Ces trois années passées à Milan paraissent avoir été pour lui une époque bien heureuse ; il en parlait toujours avec enthousiasme. Les délicieuses soirées de la Scala ne pouvaient sortir de sa mémoire. Sans être riche, sa bourse suffisait à ses besoins ; il était jeune, amoureux, en relations journalières avec les hommes les plus distingués, et il écrivait l’Histoire de la peinture en Italie. Je ne puis donner une idée plus juste du charme qu’offrait alors à un homme d’esprit la société de Milan, qu’en empruntant à M. de Latour ce passage de son excellente notice sur Silvio Pellico.

« La maison du comte Porro était, à Milan, le rendez-vous de tous les étrangers de distinction, dans cette Italie que traversent incessamment les plus hautes intelligences de l’Europe. Là, apparaissaient tour à tour à l’auteur[1] de Françoise de Rimini, Byron, madame de Staël, Dawis, Schlegel, Brougham, l’industrielle Angleterre et la rêveuse Allemagne. Là, s’entretenaient de leurs communes espérances beaucoup d’Italiens de renom. C’était le célèbre Confalonieri, un des hommes les plus remarquables de notre temps, par ses talents politiques et par son grand caractère ; c’était Lodovico de Brême, poëte et prosateur à la fois ; c’était don Petro Borsieri de Faënza, critique ingénieux et poëte remarquable, avec bien d’autres encore. »

Tout enfin souriait à Beyle ; car il ne songeait guère à l’avenir, et le présent était sans nuage.
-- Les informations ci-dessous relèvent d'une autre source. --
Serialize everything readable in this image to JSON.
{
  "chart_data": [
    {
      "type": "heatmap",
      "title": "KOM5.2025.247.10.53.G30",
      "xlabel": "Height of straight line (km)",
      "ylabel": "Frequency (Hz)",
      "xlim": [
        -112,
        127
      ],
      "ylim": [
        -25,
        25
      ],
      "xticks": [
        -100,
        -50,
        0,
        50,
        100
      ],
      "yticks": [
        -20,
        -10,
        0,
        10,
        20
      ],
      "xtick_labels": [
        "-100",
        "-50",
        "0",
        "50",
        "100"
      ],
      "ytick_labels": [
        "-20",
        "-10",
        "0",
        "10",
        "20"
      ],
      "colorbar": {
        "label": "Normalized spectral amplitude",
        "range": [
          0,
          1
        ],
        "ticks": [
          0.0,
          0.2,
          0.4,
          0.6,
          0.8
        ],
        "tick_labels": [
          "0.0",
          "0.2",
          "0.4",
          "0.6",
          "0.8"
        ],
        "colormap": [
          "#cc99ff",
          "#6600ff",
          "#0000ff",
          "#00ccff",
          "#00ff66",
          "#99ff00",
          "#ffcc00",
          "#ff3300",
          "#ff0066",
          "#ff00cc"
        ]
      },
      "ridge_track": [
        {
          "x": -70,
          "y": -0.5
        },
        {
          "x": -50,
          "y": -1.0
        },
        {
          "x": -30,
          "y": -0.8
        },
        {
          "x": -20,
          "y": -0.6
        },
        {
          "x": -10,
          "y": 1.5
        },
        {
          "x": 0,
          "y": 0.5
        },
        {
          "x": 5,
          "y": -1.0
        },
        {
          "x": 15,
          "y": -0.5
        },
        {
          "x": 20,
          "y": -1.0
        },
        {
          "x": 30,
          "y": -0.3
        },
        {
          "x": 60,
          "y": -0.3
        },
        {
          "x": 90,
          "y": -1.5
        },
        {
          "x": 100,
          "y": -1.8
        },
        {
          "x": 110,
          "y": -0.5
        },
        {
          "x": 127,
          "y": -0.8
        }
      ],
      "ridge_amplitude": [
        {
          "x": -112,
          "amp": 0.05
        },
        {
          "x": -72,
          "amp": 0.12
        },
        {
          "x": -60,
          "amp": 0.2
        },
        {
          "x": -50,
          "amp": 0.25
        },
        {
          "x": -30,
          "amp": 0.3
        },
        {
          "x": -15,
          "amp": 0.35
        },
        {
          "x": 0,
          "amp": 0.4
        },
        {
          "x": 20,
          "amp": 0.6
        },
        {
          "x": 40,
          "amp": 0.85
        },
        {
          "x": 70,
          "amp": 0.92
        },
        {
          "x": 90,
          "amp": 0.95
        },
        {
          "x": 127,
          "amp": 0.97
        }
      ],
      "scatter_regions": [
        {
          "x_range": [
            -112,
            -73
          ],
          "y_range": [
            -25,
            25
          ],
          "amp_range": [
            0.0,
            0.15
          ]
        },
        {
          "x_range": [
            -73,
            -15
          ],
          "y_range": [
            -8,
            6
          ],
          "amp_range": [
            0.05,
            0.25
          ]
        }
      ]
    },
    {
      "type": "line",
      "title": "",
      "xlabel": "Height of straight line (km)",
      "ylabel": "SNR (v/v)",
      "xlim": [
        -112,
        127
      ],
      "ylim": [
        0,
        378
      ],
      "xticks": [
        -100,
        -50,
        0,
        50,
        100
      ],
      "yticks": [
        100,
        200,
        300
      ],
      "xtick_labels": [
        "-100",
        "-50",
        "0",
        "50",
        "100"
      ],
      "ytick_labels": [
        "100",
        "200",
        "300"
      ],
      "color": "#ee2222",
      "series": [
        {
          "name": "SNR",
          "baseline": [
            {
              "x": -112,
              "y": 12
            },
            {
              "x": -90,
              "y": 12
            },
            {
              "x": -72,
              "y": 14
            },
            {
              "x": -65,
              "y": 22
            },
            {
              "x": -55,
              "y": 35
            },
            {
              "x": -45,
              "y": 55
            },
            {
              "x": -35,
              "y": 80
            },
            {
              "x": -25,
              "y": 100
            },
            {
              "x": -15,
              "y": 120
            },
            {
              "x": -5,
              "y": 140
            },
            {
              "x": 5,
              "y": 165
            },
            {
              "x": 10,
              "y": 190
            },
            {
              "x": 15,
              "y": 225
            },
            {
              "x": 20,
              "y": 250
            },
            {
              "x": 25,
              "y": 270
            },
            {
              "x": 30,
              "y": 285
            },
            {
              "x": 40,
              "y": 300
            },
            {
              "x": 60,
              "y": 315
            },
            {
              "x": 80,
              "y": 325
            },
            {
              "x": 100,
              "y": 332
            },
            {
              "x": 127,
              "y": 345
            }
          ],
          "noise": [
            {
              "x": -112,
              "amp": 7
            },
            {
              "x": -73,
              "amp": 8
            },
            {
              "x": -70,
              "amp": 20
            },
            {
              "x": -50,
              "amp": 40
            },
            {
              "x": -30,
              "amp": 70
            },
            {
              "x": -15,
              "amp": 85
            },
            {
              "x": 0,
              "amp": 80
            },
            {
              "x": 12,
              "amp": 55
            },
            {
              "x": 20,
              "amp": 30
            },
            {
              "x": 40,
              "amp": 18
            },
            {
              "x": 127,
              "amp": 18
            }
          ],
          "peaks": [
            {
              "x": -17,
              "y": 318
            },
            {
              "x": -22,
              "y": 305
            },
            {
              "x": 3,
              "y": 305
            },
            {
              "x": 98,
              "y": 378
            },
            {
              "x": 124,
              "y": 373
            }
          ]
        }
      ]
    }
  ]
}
Un jour, cependant, arriva où des peines de cœur assez vives lui firent éprouver le besoin d’une secousse ; il vint à Paris en juin 1817. Son état habituel semblait fort bizarre ; il était ou profondément triste ou ridiculement gai et même bouffon ; on voyait qu’il

  1. Pellico fonda en 1818, et fut le principal rédacteur du Conciliatore, journal romantique, source de ses malheurs.